Turning principles into action
Some of the ways Mindshare has translated these guidelines into tangible action include:
- Supporting content from historically marginalized groups to help overcome “algorithm bias” on digital and automated buying platforms. That includes rolling out private marketplaces that direct their adspend to community journalism produced by under-represented groups.
- Working with tech giant IBM on a toolkit that deploys artificial intelligence to measure potential bias in ad targeting, measuring campaign plans against 75 “fairness metrics”.

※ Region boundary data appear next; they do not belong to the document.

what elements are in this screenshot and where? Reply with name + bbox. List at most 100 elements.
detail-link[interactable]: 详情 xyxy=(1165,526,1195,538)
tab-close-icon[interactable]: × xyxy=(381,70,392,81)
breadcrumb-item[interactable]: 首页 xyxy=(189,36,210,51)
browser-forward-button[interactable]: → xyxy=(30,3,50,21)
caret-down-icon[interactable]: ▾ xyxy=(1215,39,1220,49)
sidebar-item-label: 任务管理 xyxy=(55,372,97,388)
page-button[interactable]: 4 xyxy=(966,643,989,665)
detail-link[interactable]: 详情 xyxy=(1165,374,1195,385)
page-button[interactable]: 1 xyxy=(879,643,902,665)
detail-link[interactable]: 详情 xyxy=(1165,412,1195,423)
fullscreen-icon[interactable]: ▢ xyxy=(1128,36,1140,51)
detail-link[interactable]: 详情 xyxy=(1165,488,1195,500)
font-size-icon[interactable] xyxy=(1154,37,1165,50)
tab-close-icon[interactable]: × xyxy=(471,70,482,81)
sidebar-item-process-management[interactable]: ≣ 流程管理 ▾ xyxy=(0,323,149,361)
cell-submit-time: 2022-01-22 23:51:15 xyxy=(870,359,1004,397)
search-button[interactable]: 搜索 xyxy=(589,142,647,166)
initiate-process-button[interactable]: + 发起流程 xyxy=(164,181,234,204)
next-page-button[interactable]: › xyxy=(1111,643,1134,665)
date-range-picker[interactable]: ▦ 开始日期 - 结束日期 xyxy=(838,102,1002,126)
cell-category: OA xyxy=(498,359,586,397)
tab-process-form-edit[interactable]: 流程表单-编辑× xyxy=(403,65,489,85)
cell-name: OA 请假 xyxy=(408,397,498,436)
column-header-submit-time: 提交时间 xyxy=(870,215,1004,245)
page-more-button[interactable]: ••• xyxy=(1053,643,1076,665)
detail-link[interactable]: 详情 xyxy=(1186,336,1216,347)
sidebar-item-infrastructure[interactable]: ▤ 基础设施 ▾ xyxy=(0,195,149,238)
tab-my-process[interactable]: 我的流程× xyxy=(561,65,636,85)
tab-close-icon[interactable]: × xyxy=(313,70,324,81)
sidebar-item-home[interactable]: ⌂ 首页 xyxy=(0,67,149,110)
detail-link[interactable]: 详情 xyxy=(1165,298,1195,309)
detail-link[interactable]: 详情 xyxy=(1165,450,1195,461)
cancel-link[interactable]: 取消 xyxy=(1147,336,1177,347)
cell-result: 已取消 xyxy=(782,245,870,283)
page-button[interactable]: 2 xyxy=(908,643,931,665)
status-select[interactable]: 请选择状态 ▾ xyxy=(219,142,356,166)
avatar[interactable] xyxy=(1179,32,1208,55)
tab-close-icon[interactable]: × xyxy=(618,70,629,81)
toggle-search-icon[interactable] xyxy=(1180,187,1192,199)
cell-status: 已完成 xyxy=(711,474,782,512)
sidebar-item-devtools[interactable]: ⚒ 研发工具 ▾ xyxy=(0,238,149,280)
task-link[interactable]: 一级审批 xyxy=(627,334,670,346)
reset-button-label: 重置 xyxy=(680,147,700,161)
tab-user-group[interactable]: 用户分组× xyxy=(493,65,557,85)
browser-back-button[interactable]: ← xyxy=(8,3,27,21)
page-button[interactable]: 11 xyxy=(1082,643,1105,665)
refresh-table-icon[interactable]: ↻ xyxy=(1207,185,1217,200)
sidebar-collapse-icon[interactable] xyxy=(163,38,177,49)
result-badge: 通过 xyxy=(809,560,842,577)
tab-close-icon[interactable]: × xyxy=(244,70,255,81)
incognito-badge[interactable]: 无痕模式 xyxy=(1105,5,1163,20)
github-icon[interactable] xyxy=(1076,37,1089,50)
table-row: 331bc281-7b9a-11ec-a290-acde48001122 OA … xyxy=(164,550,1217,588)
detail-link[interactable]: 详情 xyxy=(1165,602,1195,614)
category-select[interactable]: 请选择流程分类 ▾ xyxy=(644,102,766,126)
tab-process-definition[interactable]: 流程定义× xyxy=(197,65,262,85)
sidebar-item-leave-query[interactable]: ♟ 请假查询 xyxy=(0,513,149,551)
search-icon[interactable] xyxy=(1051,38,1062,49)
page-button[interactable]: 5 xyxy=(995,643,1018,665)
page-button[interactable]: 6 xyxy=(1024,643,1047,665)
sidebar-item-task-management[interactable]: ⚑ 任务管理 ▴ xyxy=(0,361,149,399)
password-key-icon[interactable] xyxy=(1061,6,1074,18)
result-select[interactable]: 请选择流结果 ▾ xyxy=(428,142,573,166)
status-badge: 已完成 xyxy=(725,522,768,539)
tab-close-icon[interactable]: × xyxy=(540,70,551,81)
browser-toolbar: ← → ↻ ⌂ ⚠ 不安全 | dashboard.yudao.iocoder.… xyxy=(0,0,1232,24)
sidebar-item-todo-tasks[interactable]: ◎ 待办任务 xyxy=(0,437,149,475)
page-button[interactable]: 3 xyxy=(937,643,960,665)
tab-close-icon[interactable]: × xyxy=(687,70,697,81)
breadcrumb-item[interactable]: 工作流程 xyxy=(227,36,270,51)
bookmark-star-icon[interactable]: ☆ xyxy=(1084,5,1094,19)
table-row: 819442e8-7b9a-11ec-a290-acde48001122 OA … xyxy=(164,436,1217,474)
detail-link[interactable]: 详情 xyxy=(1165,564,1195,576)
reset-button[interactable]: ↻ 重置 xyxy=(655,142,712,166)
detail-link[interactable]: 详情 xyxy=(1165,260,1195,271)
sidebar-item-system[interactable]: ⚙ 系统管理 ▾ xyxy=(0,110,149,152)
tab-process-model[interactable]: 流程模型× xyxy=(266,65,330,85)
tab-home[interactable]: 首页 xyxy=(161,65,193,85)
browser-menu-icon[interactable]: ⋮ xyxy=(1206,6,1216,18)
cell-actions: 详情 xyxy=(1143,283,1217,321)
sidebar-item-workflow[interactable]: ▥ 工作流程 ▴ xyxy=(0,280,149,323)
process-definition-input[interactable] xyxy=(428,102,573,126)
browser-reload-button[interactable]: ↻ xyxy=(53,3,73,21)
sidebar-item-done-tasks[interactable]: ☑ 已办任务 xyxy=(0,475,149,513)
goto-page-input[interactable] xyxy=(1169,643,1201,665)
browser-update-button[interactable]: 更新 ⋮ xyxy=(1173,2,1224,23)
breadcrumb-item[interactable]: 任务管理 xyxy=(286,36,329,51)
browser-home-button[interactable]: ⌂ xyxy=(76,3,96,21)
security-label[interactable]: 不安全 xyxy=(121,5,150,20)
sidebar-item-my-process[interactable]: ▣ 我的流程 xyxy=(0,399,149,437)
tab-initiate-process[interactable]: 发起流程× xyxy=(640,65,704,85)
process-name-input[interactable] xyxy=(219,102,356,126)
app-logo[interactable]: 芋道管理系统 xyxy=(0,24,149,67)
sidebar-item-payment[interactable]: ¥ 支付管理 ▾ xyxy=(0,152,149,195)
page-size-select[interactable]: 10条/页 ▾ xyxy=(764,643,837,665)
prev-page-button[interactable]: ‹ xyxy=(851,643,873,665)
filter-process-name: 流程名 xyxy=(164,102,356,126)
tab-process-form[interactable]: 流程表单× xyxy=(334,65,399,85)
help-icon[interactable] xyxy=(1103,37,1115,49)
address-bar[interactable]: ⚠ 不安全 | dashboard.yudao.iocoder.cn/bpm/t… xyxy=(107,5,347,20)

- Encouraging “human safety” with the Impact Index, an algorithm-powered tool that assesses the social impact of editorial content on minority communities.
As a result, Lowenstein said the agency now understands the impact their ad dollars are having on a specific group “from the positive down to the toxic”.
“We need to redirect our energy, because energy flows where our intention goes” – Rachel Lowenstein, global head of inclusive innovation, Mindshare.
*Lowenstein was speaking at the Unstereotype Alliance Global Member Summit, a platform for engaging the global advertising industry to eradicate harmful stereotypes.